Blame Ambiguity in Self-Driving Car Malfunction

Tue 13th

16:00 - 16:20

Self-driving cars are predicted to be commonplace within the next few years, as they promise to make transportation easier and more comfortable- but what happens when something goes wrong? This project addresses the “blame game” in self-driving car malfunction. The issue might seem twofold: it is either the owner or the car manufacturer who is at fault when an accident occurs. However, there is a third, unexplored option, in which responsibility lies with the vehicle itself (provided it is intelligent enough to make driving decisions).
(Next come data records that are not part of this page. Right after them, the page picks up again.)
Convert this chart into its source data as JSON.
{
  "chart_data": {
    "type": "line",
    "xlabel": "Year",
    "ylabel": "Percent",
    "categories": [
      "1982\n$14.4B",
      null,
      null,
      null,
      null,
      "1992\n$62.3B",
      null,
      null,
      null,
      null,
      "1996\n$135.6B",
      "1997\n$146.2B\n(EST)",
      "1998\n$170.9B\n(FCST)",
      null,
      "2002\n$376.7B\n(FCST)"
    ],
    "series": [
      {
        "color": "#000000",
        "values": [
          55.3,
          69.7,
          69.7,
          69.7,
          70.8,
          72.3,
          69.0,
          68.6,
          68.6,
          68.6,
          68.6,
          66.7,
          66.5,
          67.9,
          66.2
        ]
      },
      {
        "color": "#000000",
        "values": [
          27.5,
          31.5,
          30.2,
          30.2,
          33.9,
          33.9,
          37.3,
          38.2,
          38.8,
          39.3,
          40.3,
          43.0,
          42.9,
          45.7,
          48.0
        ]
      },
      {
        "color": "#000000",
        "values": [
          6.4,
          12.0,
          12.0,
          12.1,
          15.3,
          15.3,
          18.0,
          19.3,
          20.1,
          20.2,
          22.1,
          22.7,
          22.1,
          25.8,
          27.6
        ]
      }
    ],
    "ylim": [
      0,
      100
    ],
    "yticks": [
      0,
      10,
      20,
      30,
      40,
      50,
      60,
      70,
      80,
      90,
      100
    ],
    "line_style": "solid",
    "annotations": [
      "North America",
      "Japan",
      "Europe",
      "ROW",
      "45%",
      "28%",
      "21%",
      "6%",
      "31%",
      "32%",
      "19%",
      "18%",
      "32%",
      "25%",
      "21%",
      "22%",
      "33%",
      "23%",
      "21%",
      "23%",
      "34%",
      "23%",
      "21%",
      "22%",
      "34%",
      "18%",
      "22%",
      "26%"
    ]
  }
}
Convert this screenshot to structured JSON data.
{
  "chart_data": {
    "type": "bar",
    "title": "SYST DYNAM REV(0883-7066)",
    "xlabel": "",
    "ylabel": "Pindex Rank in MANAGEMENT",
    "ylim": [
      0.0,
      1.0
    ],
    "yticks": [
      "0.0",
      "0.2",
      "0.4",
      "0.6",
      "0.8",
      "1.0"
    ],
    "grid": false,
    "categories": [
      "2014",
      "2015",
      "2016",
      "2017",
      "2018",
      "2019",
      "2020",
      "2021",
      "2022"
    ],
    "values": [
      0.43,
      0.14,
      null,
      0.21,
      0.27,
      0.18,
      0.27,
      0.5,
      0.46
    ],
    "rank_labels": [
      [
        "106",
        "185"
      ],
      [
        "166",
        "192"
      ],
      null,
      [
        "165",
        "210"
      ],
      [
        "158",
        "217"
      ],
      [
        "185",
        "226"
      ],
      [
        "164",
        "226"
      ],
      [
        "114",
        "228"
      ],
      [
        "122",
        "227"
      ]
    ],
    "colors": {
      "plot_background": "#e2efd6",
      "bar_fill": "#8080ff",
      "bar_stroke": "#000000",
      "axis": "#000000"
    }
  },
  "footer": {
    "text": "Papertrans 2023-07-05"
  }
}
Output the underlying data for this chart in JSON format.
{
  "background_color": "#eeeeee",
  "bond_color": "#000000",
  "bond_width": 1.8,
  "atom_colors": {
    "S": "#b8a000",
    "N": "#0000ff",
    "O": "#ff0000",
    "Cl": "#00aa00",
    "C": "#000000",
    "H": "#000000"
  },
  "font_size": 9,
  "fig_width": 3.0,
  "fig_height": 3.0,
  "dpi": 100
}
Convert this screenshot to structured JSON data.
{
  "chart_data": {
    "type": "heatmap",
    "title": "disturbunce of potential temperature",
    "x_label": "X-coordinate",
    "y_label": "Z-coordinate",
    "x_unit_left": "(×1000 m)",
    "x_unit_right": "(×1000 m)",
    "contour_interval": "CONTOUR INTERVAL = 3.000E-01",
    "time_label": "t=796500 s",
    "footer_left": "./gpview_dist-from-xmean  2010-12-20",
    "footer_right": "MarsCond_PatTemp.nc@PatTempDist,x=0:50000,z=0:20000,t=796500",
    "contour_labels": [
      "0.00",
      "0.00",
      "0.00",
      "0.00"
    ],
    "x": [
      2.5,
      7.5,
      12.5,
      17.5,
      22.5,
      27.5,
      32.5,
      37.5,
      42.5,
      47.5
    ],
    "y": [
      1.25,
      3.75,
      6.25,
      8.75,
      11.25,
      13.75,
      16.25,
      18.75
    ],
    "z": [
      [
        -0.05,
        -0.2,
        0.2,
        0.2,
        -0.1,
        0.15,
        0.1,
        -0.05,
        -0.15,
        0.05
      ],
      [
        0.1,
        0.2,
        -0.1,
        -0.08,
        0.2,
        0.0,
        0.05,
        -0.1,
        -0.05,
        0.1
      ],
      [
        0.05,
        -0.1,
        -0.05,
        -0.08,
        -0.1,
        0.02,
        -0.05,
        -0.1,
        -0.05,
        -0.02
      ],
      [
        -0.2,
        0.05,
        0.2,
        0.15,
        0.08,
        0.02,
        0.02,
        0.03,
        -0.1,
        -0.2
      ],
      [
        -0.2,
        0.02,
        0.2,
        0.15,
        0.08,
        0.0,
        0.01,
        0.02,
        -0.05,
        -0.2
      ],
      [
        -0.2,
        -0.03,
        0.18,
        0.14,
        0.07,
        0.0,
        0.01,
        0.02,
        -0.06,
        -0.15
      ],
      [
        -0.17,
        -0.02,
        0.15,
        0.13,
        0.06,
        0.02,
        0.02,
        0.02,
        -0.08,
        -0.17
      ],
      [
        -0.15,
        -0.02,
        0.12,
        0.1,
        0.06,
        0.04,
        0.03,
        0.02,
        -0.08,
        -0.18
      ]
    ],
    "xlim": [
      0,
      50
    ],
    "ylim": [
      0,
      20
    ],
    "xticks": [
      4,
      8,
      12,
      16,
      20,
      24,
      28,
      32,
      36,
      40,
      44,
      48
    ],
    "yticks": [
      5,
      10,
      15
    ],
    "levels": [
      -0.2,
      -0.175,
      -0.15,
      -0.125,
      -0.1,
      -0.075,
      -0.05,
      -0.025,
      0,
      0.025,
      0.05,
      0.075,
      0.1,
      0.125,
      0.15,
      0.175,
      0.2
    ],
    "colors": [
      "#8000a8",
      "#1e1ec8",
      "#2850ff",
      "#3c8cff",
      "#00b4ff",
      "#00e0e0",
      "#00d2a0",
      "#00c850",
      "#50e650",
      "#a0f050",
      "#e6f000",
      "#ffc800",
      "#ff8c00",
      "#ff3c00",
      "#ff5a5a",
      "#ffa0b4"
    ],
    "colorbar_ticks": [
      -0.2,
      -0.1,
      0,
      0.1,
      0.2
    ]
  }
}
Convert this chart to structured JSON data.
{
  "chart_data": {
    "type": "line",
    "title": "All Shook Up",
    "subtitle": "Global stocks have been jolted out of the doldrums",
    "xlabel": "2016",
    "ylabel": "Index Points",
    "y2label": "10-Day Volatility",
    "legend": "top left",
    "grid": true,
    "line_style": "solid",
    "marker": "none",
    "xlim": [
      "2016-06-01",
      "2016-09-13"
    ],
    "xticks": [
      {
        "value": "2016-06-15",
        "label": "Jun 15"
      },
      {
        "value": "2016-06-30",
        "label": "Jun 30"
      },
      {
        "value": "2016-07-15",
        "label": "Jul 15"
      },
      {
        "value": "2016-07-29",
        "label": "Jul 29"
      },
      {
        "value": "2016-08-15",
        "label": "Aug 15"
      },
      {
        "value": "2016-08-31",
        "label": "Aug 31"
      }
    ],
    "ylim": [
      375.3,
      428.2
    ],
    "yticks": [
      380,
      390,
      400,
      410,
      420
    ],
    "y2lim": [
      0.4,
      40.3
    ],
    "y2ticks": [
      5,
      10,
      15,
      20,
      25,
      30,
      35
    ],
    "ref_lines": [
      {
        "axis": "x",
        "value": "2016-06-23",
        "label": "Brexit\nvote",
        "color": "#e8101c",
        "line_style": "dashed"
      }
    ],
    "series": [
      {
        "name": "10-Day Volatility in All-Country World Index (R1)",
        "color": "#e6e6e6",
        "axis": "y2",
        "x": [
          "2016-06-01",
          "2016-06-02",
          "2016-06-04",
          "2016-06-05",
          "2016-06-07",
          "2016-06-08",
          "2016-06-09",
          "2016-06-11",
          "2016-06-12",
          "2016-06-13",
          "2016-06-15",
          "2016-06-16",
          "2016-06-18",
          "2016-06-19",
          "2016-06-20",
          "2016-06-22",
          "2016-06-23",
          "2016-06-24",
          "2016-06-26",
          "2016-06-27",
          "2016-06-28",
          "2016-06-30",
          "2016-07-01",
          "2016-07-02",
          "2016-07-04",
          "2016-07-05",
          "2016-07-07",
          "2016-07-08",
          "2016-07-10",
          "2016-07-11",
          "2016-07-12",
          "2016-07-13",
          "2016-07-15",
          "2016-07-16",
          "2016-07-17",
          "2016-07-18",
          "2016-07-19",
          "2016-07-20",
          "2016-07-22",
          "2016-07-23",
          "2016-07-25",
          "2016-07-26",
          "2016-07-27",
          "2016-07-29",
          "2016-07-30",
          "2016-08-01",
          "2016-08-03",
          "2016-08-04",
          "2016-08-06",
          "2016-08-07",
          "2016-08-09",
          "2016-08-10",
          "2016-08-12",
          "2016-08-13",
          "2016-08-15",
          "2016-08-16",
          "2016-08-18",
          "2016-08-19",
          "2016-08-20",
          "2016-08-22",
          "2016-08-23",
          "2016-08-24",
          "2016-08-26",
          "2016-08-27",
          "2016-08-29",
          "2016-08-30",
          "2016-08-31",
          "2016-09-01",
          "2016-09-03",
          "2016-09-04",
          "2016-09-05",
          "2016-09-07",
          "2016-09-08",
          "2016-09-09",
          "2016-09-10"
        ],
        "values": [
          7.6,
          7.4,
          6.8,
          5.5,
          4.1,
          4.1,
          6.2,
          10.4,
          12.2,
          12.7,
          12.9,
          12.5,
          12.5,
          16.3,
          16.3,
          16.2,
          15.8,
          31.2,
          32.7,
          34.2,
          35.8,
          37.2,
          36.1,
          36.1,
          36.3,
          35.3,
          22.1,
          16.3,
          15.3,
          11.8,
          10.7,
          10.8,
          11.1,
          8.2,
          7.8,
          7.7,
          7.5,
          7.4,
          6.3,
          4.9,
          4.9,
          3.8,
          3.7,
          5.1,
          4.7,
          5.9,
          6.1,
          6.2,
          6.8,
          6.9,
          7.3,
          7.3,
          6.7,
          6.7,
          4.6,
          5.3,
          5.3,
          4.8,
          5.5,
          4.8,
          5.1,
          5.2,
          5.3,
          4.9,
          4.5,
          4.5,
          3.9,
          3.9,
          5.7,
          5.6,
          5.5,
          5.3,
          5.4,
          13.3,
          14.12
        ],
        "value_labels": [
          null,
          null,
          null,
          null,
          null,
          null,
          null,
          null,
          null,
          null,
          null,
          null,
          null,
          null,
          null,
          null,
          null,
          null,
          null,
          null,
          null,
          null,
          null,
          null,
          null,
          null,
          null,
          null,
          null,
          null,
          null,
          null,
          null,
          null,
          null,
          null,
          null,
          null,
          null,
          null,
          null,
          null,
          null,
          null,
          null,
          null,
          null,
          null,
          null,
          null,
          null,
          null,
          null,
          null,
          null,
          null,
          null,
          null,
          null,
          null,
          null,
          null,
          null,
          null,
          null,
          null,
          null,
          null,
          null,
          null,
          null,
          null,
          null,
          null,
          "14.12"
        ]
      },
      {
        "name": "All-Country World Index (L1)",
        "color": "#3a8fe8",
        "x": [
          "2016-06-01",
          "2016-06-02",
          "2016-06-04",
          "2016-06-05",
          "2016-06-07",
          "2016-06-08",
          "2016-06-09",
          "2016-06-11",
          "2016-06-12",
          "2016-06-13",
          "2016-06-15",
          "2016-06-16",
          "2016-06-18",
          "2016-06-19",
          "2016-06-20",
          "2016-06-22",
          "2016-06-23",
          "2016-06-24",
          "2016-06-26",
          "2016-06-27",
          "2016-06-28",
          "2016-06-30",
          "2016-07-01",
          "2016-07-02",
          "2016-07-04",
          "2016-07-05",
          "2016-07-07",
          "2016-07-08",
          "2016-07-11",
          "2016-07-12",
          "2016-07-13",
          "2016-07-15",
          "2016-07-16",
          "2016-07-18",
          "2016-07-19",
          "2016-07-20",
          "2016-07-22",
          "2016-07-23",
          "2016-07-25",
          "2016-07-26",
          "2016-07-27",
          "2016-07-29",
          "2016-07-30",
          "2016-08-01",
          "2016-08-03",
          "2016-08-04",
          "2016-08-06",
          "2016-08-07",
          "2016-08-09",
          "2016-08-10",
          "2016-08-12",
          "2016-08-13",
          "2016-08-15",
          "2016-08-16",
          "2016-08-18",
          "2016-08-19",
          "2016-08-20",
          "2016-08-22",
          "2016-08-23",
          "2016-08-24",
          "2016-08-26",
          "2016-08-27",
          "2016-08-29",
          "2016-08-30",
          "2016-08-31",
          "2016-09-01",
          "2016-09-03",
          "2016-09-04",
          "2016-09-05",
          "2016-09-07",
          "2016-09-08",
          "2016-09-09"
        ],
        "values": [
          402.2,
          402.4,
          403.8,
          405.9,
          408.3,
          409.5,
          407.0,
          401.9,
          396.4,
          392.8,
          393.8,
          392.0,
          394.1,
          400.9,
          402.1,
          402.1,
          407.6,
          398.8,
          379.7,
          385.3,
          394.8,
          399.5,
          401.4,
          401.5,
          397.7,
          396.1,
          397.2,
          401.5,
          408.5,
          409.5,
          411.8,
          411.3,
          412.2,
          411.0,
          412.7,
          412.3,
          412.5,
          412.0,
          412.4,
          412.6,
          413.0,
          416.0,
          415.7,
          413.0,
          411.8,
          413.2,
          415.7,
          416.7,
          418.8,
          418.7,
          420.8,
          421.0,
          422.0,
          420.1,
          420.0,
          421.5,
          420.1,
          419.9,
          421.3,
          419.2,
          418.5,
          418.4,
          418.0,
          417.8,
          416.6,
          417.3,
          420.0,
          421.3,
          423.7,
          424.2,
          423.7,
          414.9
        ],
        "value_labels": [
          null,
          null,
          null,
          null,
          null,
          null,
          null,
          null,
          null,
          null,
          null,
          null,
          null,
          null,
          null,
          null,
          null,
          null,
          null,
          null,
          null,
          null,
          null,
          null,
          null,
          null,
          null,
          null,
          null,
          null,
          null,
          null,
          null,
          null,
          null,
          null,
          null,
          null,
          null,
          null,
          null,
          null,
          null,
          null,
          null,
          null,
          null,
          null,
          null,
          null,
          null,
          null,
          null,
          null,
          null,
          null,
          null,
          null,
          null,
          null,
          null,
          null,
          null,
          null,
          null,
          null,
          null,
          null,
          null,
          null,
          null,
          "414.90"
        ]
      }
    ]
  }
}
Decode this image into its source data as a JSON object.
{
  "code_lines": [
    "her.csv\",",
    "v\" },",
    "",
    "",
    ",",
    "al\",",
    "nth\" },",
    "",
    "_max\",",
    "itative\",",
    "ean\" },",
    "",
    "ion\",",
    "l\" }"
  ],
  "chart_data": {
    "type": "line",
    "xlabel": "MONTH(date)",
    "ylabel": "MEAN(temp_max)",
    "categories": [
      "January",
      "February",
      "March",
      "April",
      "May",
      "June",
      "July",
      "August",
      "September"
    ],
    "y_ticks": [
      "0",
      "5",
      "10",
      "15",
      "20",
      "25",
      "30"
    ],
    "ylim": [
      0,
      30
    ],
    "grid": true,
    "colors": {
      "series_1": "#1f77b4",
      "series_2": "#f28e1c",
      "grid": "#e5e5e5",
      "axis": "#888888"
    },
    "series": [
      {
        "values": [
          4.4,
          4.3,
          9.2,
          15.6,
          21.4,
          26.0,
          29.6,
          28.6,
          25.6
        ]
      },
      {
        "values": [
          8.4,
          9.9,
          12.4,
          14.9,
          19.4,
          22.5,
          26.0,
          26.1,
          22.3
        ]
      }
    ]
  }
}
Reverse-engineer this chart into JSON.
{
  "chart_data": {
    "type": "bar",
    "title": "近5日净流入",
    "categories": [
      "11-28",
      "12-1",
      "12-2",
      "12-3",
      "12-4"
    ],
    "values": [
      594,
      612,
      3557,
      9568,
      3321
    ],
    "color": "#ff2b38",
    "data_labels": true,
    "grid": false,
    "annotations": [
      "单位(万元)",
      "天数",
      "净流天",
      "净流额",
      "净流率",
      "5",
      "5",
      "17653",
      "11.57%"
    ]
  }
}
This research aims to bridge the gap between human responsibility and robot agency in the context of automated vehicles, by challenging blame intuitions through practical, testable applications. Considering the complex liability issues that are going to arise when automated vehicles take over the streets, the study gives a possible answer to the unresolved question “who is to blame in a car that has no driver?"

Katerina Manoli

Philosophy and Psychology

College of Social Sciences

I’m pretty much a figurative zombie in that I’m immensely interested in brains in a non-carnivorous fashion. I’m fascinated by the overlap of Philosophy and Psychology, and particularly the possible mapping of abstract concepts like consciousness and free will onto physical, “brainy” properties. In addition to my studies, I work for the AI department of the Donders Institute for Brain, Cognition and Behaviour in the Netherlands, researching anthropomorphism of unconscious objects, agency in human-robot interaction and the safe integration of AI into society. As a Greek living in Glasgow, I compensate for the heart-wrenching lack of sun through performance art, poetry, painting and photography. I’m also involved in the Effective Altruism movement, researching causes that have the biggest possible impact on areas like global poverty, animal rights and existential risk.As I wish to further my studies in Cognitive Science and AI, I can promise that I won’t be responsible for the rise of robot overlords - or at least I’ll try not to be.